Amerikanische Literatur:Zuflucht unter den Flügeln des Condors

Amerikanische Literatur: Jung und idealistisch: Robert Redford als der junge Condor in Sydney Pollacks Film. Der alte Condor ist dagegen ein Ausgebrannter.

Jung und idealistisch: Robert Redford als der junge Condor in Sydney Pollacks Film. Der alte Condor ist dagegen ein Ausgebrannter.

(Foto: Fox)

James Grady dekonstruiert in seinem Thriller "Die letzten Tage des Condors" das Genre des Agentenromans.

Von Fritz Göttler

Der Condor ist zurück, der idealistische, junge, ein wenig weltfremde CIA-Mann, der Kriminalromane auswertete für seine Firma und dann zum Whistleblower wurde in den Siebzigern . . . Er war nur zufällig einem Mordanschlag entkommen in "Die sechs Tage des Condor", dem ersten Roman von James Grady aus dem Jahr 1974, er schrieb ihn mit 24 Jahren, 1975 wurde er verfilmt von Sydney Pollack, unter dem Titel "Die drei Tage des Condor" und von Washington nach New York verlegt - eine der schönsten Zusammenarbeiten von Pollack und Robert Redford, der den Condor mit lässiger Prägnanz verkörperte.

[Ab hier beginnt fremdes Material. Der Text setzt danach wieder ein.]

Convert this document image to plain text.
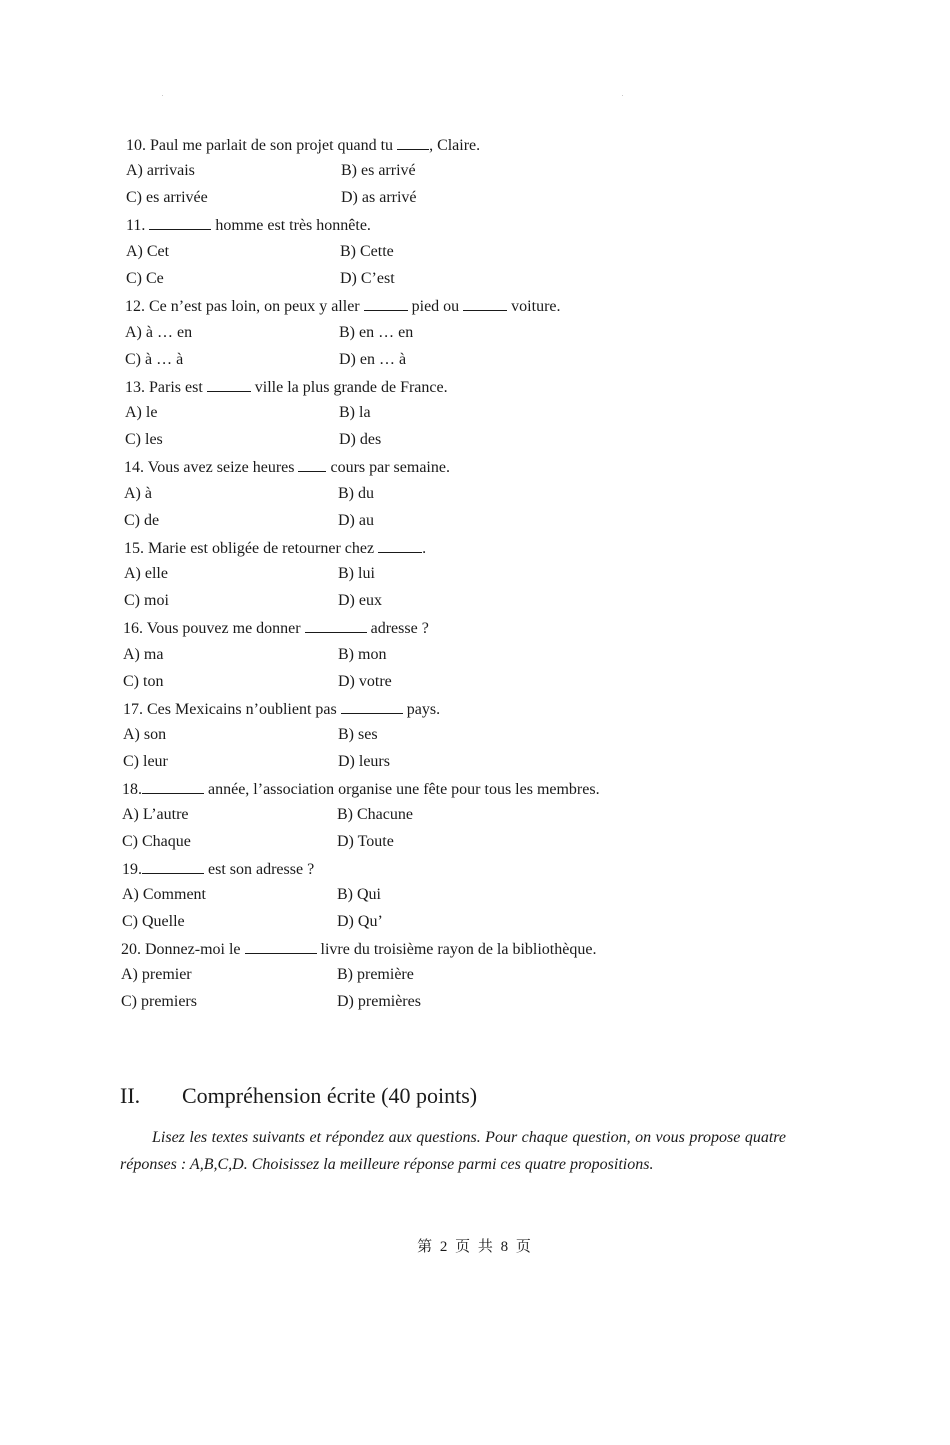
10. Paul me parlait de son projet quand tu , Claire.
A) arrivais	B) es arrivé
C) es arrivée	D) as arrivé
11.	homme est très honnête.
A) Cet	B) Cette
C) Ce	D) C’est
12. Ce n’est pas loin, on peux y aller	pied ou	voiture.
A) à … en	B) en … en
C) à … à	D) en … à
13. Paris est	ville la plus grande de France.
A) le	B) la
C) les	D) des
14. Vous avez seize heures  cours par semaine.
A) à	B) du
C) de	D) au
15. Marie est obligée de retourner chez	.
A) elle	B) lui
C) moi	D) eux
16. Vous pouvez me donner	adresse ?
A) ma	B) mon
C) ton	D) votre
17. Ces Mexicains n’oublient pas	pays.
A) son	B) ses
C) leur	D) leurs
18.	année, l’association organise une fête pour tous les membres.
A) L’autre	B) Chacune
C) Chaque	D) Toute
19.	est son adresse ?
A) Comment	B) Qui
C) Quelle	D) Qu’
20. Donnez-moi le	livre du troisième rayon de la bibliothèque.
A) premier	B) première
C) premiers	D) premières
II. Compréhension écrite (40 points)
Lisez les textes suivants et répondez aux questions. Pour chaque question, on vous propose quatre réponses : A,B,C,D. Choisissez la meilleure réponse parmi ces quatre propositions.
第 2 页 共 8 页
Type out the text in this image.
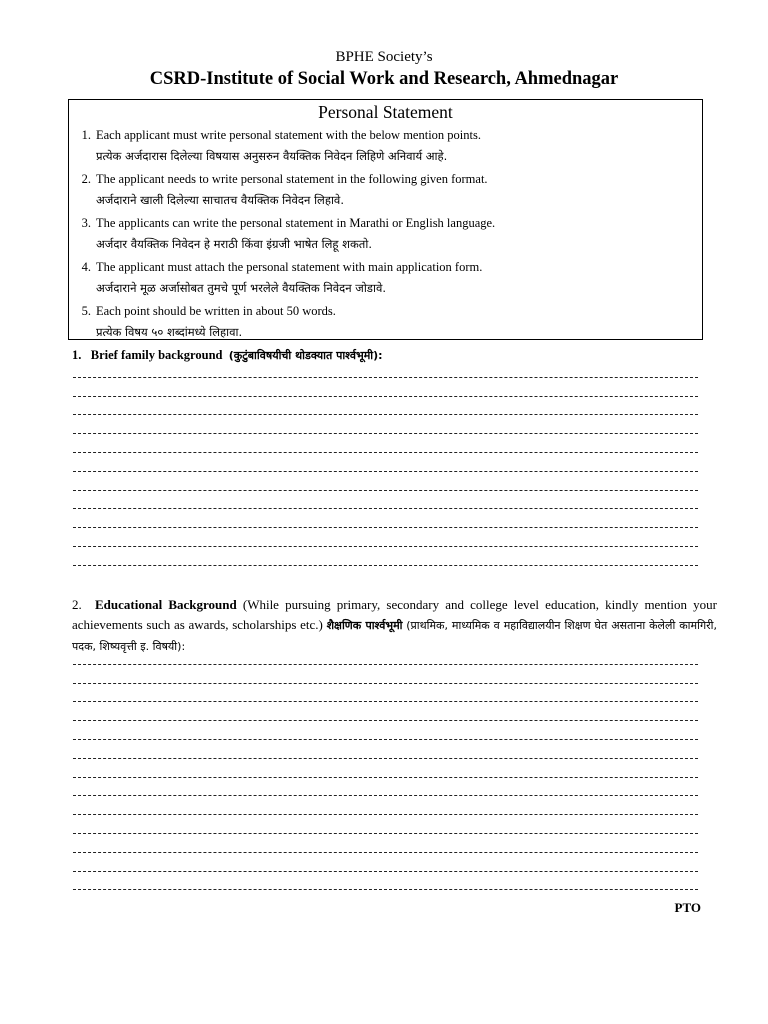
BPHE Society’s
CSRD-Institute of Social Work and Research, Ahmednagar
Personal Statement
1. Each applicant must write personal statement with the below mention points.
प्रत्येक अर्जदारास दिलेल्या विषयास अनुसरुन वैयक्तिक निवेदन लिहिणे अनिवार्य आहे.
2. The applicant needs to write personal statement in the following given format.
अर्जदाराने खाली दिलेल्या साचातच वैयक्तिक निवेदन लिहावे.
3. The applicants can write the personal statement in Marathi or English language.
अर्जदार वैयक्तिक निवेदन हे मराठी किंवा इंग्रजी भाषेत लिहू शकतो.
4. The applicant must attach the personal statement with main application form.
अर्जदाराने मूळ अर्जासोबत तुमचे पूर्ण भरलेले वैयक्तिक निवेदन जोडावे.
5. Each point should be written in about 50 words.
प्रत्येक विषय ५० शब्दांमध्ये लिहावा.
1. Brief family background (कुटुंबाविषयीची थोडक्यात पार्श्वभूमी):
2.	Educational Background (While pursuing primary, secondary and college level education, kindly mention your achievements such as awards, scholarships etc.) शैक्षणिक पार्श्वभूमी (प्राथमिक, माध्यमिक व महाविद्यालयीन शिक्षण घेत असताना केलेली कामगिरी, पदक, शिष्यवृत्ती इ. विषयी):
PTO
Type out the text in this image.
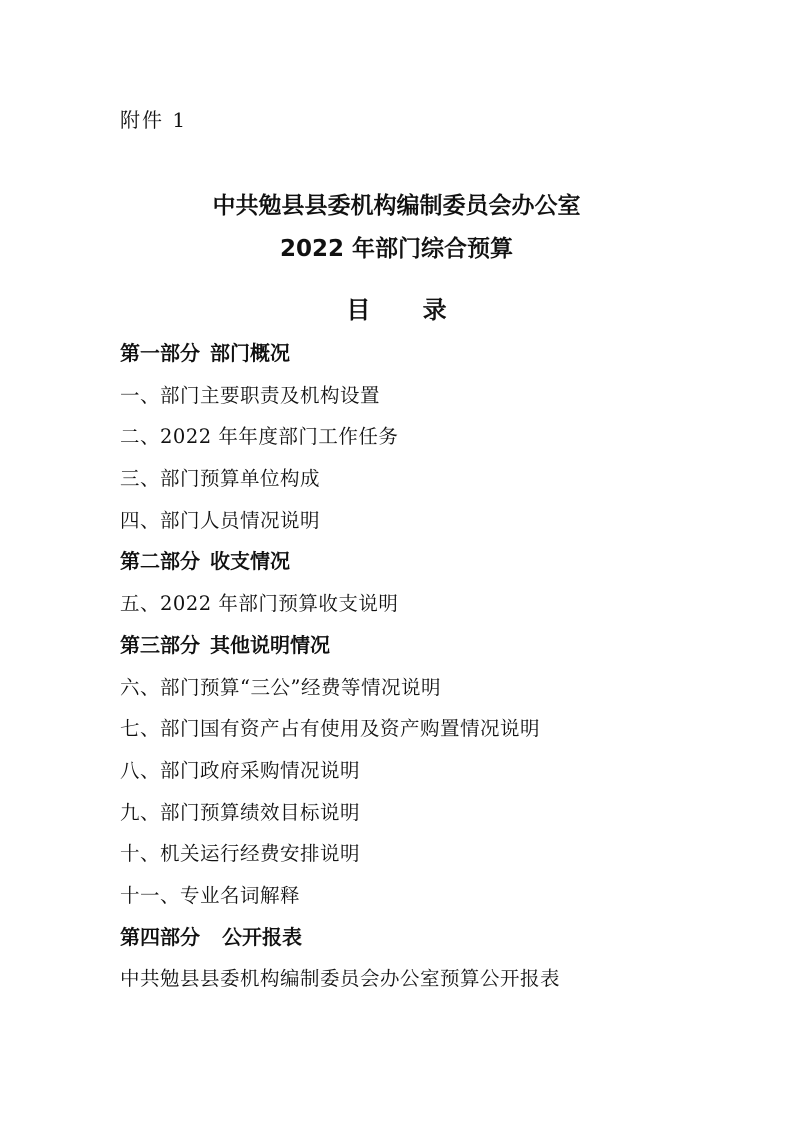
附件 1
中共勉县县委机构编制委员会办公室
2022 年部门综合预算
目 录
第一部分 部门概况
一、部门主要职责及机构设置
二、2022 年年度部门工作任务
三、部门预算单位构成
四、部门人员情况说明
第二部分 收支情况
五、2022 年部门预算收支说明
第三部分 其他说明情况
六、部门预算“三公”经费等情况说明
七、部门国有资产占有使用及资产购置情况说明
八、部门政府采购情况说明
九、部门预算绩效目标说明
十、机关运行经费安排说明
十一、专业名词解释
第四部分 公开报表
中共勉县县委机构编制委员会办公室预算公开报表
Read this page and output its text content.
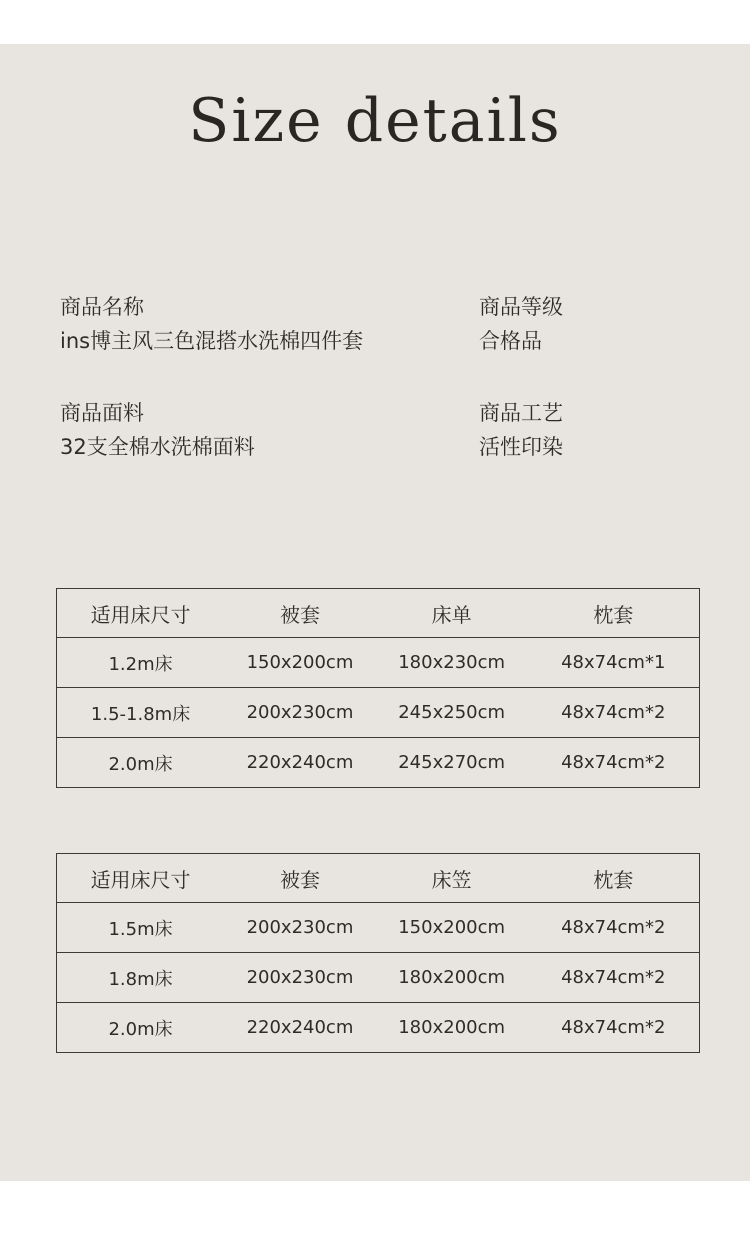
Size details
商品名称
ins博主风三色混搭水洗棉四件套
商品等级
合格品
商品面料
32支全棉水洗棉面料
商品工艺
活性印染
适用床尺寸	被套	床单	枕套
1.2m床	150x200cm	180x230cm	48x74cm*1
1.5-1.8m床	200x230cm	245x250cm	48x74cm*2
2.0m床	220x240cm	245x270cm	48x74cm*2
适用床尺寸	被套	床笠	枕套
1.5m床	200x230cm	150x200cm	48x74cm*2
1.8m床	200x230cm	180x200cm	48x74cm*2
2.0m床	220x240cm	180x200cm	48x74cm*2
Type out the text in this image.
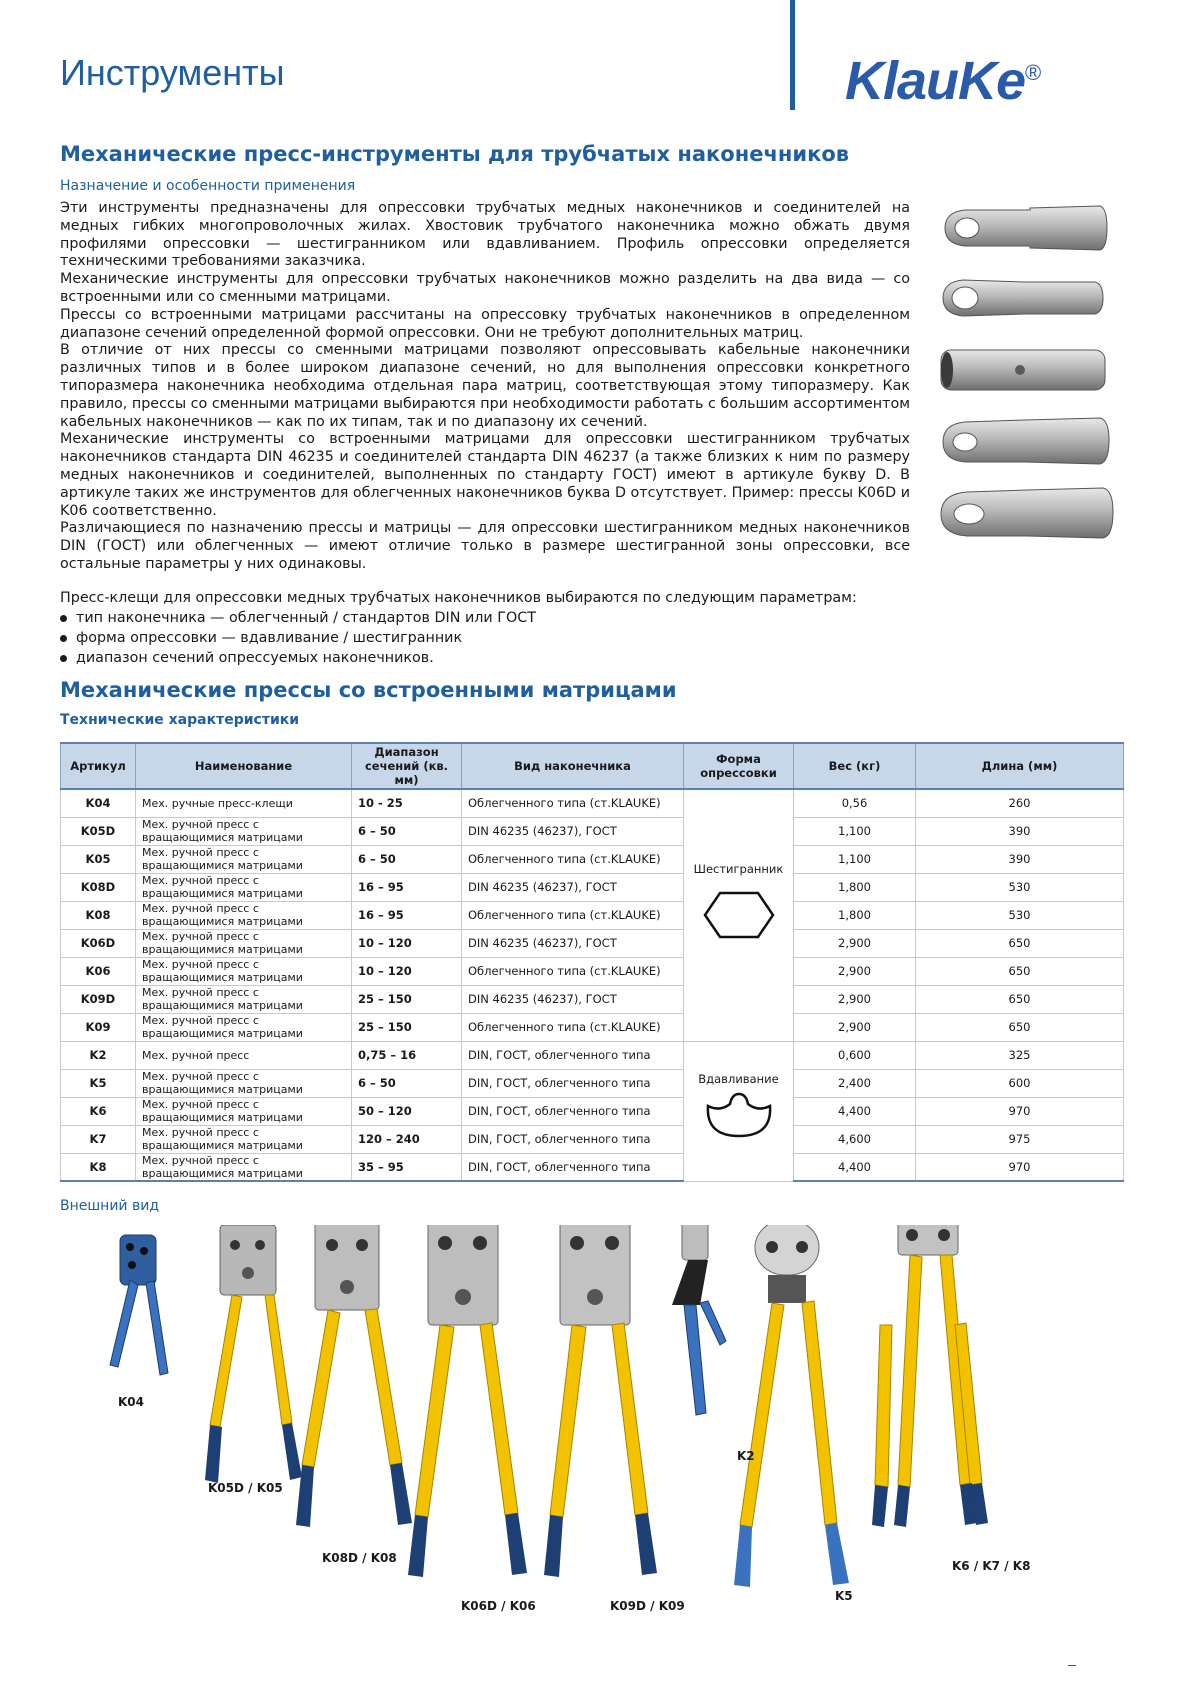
Инструменты	KlauKe®
Механические пресс-инструменты для трубчатых наконечников
Назначение и особенности применения

Эти инструменты предназначены для опрессовки трубчатых медных наконечников и соединителей на медных гибких многопроволочных жилах. Хвостовик трубчатого наконечника можно обжать двумя профилями опрессовки — шестигранником или вдавливанием. Профиль опрессовки определяется техническими требованиями заказчика.

Механические инструменты для опрессовки трубчатых наконечников можно разделить на два вида — со встроенными или со сменными матрицами.

Прессы со встроенными матрицами рассчитаны на опрессовку трубчатых наконечников в определенном диапазоне сечений определенной формой опрессовки. Они не требуют дополнительных матриц.

В отличие от них прессы со сменными матрицами позволяют опрессовывать кабельные наконечники различных типов и в более широком диапазоне сечений, но для выполнения опрессовки конкретного типоразмера наконечника необходима отдельная пара матриц, соответствующая этому типоразмеру. Как правило, прессы со сменными матрицами выбираются при необходимости работать с большим ассортиментом кабельных наконечников — как по их типам, так и по диапазону их сечений.

Механические инструменты со встроенными матрицами для опрессовки шестигранником трубчатых наконечников стандарта DIN 46235 и соединителей стандарта DIN 46237 (а также близких к ним по размеру медных наконечников и соединителей, выполненных по стандарту ГОСТ) имеют в артикуле букву D. В артикуле таких же инструментов для облегченных наконечников буква D отсутствует. Пример: прессы K06D и K06 соответственно.

Различающиеся по назначению прессы и матрицы — для опрессовки шестигранником медных наконечников DIN (ГОСТ) или облегченных — имеют отличие только в размере шестигранной зоны опрессовки, все остальные параметры у них одинаковы.

Пресс-клещи для опрессовки медных трубчатых наконечников выбираются по следующим параметрам:
тип наконечника — облегченный / стандартов DIN или ГОСТ
форма опрессовки — вдавливание / шестигранник
диапазон сечений опрессуемых наконечников.
Механические прессы со встроенными матрицами
Технические характеристики
Артикул	Наименование	Диапазон сечений (кв. мм)	Вид наконечника	Форма опрессовки	Вес (кг)	Длина (мм)
K04	Мех. ручные пресс-клещи	10 - 25	Облегченного типа (ст.KLAUKE)	Шестигранник	0,56	260
K05D	Мех. ручной пресс с вращающимися матрицами	6 – 50	DIN 46235 (46237), ГОСТ		1,100	390
K05	Мех. ручной пресс с вращающимися матрицами	6 – 50	Облегченного типа (ст.KLAUKE)		1,100	390
K08D	Мех. ручной пресс с вращающимися матрицами	16 – 95	DIN 46235 (46237), ГОСТ		1,800	530
K08	Мех. ручной пресс с вращающимися матрицами	16 – 95	Облегченного типа (ст.KLAUKE)		1,800	530
K06D	Мех. ручной пресс с вращающимися матрицами	10 – 120	DIN 46235 (46237), ГОСТ		2,900	650
K06	Мех. ручной пресс с вращающимися матрицами	10 – 120	Облегченного типа (ст.KLAUKE)		2,900	650
K09D	Мех. ручной пресс с вращающимися матрицами	25 – 150	DIN 46235 (46237), ГОСТ		2,900	650
K09	Мех. ручной пресс с вращающимися матрицами	25 – 150	Облегченного типа (ст.KLAUKE)		2,900	650
K2	Мех. ручной пресс	0,75 – 16	DIN, ГОСТ, облегченного типа	Вдавливание	0,600	325
K5	Мех. ручной пресс с вращающимися матрицами	6 – 50	DIN, ГОСТ, облегченного типа		2,400	600
K6	Мех. ручной пресс с вращающимися матрицами	50 – 120	DIN, ГОСТ, облегченного типа		4,400	970
K7	Мех. ручной пресс с вращающимися матрицами	120 – 240	DIN, ГОСТ, облегченного типа		4,600	975
K8	Мех. ручной пресс с вращающимися матрицами	35 – 95	DIN, ГОСТ, облегченного типа		4,400	970
Внешний вид
K04
K05D / K05
K08D / K08
K06D / K06	K09D / K09
K2
K5
K6 / K7 / K8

Nun, nach vierzig Jahren, ist der Condor, nach diversen Zwischenauftritten in anderen Büchern Gradys, wieder da, in seinen "letzten Tagen". Aber die vielgenutzte Formel für Bestseller-Folgeromane greift hier nicht - ist der Condor wirklich zurück? Wo, in welcher Welt bewegt er sich. Und wer ist er?

Condor ist nicht wirklich bei sich in diesem Roman. Er schaut nicht mehr in die Spiegel. Aus einem Bücherwurm wurde ein Straßenköter, sagt James Grady selbst von ihm. Zuerst die Unschuld der Siebziger, dann, nach Watergate, der Zynismus des Profiagenten bis in die Neunziger hinein, zu Beginn des 21. Jahrhunderts schließlich die nackte Verrücktheit. Condor hat viele Jahre als radikaler CIA-Agent hinter sich und einige auch in einer geheimen CIA-Anstalt.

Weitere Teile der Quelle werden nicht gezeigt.